Losheim · Mit einem Mix aus Jazz- und Popmusik begeistert Caro Emerald das Publikum. Im vergangenen Jahr wurde die Niederländerin dafür mit Preisen überhäuft. Am 28. Juli tritt sie in Losheim am Stausee auf. Mit unserem Mitarbeiter Stefan Lehmann sprach sie über ihren Stil, ihren Erfolg, den Tourneestress und das Gefühl, plötzlich ein Popstar zu sein.

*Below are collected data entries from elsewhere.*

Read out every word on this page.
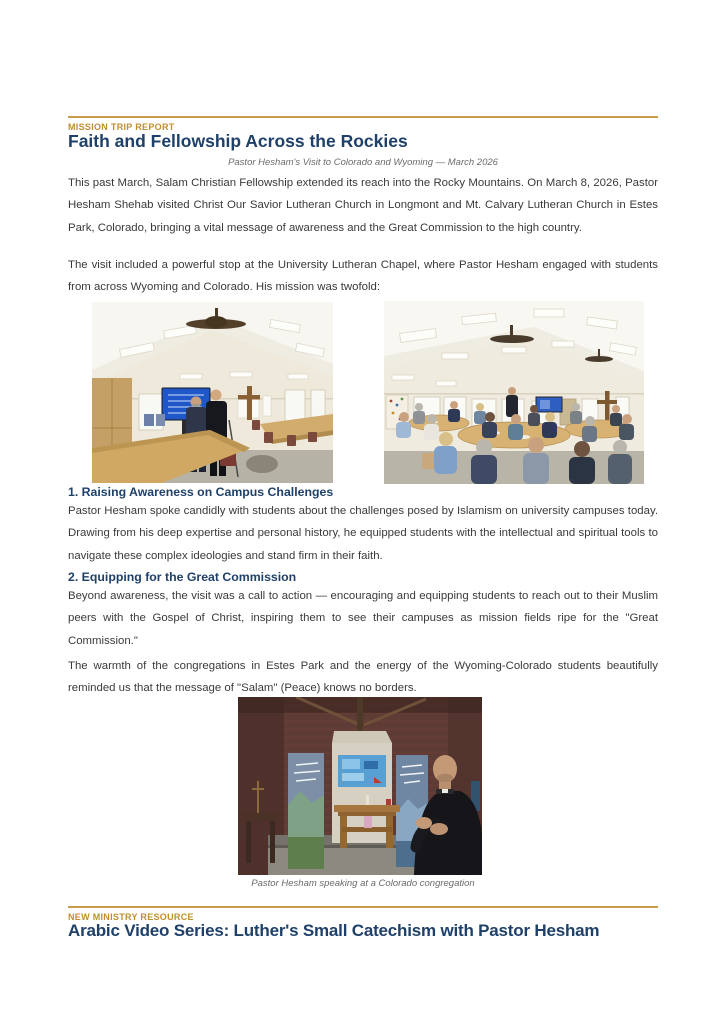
MISSION TRIP REPORT
Faith and Fellowship Across the Rockies
Pastor Hesham's Visit to Colorado and Wyoming — March 2026

This past March, Salam Christian Fellowship extended its reach into the Rocky Mountains. On March 8, 2026, Pastor Hesham Shehab visited Christ Our Savior Lutheran Church in Longmont and Mt. Calvary Lutheran Church in Estes Park, Colorado, bringing a vital message of awareness and the Great Commission to the high country.

The visit included a powerful stop at the University Lutheran Chapel, where Pastor Hesham engaged with students from across Wyoming and Colorado. His mission was twofold:

1. Raising Awareness on Campus Challenges

Pastor Hesham spoke candidly with students about the challenges posed by Islamism on university campuses today. Drawing from his deep expertise and personal history, he equipped students with the intellectual and spiritual tools to navigate these complex ideologies and stand firm in their faith.

2. Equipping for the Great Commission

Beyond awareness, the visit was a call to action — encouraging and equipping students to reach out to their Muslim peers with the Gospel of Christ, inspiring them to see their campuses as mission fields ripe for the "Great Commission."

The warmth of the congregations in Estes Park and the energy of the Wyoming-Colorado students beautifully reminded us that the message of "Salam" (Peace) knows no borders.

Pastor Hesham speaking at a Colorado congregation
NEW MINISTRY RESOURCE
Arabic Video Series: Luther's Small Catechism with Pastor Hesham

Caro, die vergangenen drei Jahre sind wie im Märchen verlaufen: Niemand kannte Ihre Musik, für Ihre Single "Back It Up" haben Sie nicht einmal einen Produzenten gefunden. Inzwischen war Ihr Album in fünf verschiedenen Ländern in den Top Ten. Haben Sie all das "verarbeiten" können?
Caro Emerald: Ein bisschen schon, denke ich. Aber ich glaube, man kann niemals völlig fassen, was das alles bedeutet. Wenn ich auftrete, dann habe ich manchmal 10 000 Leute vor mir, die allesamt mitsingen und die Musik genießen. Es ist unglaublich, dass die alle meinetwegen kommen. Daran gewöhnt man sich wohl nie so ganz - aber das ist gerade das Schöne daran.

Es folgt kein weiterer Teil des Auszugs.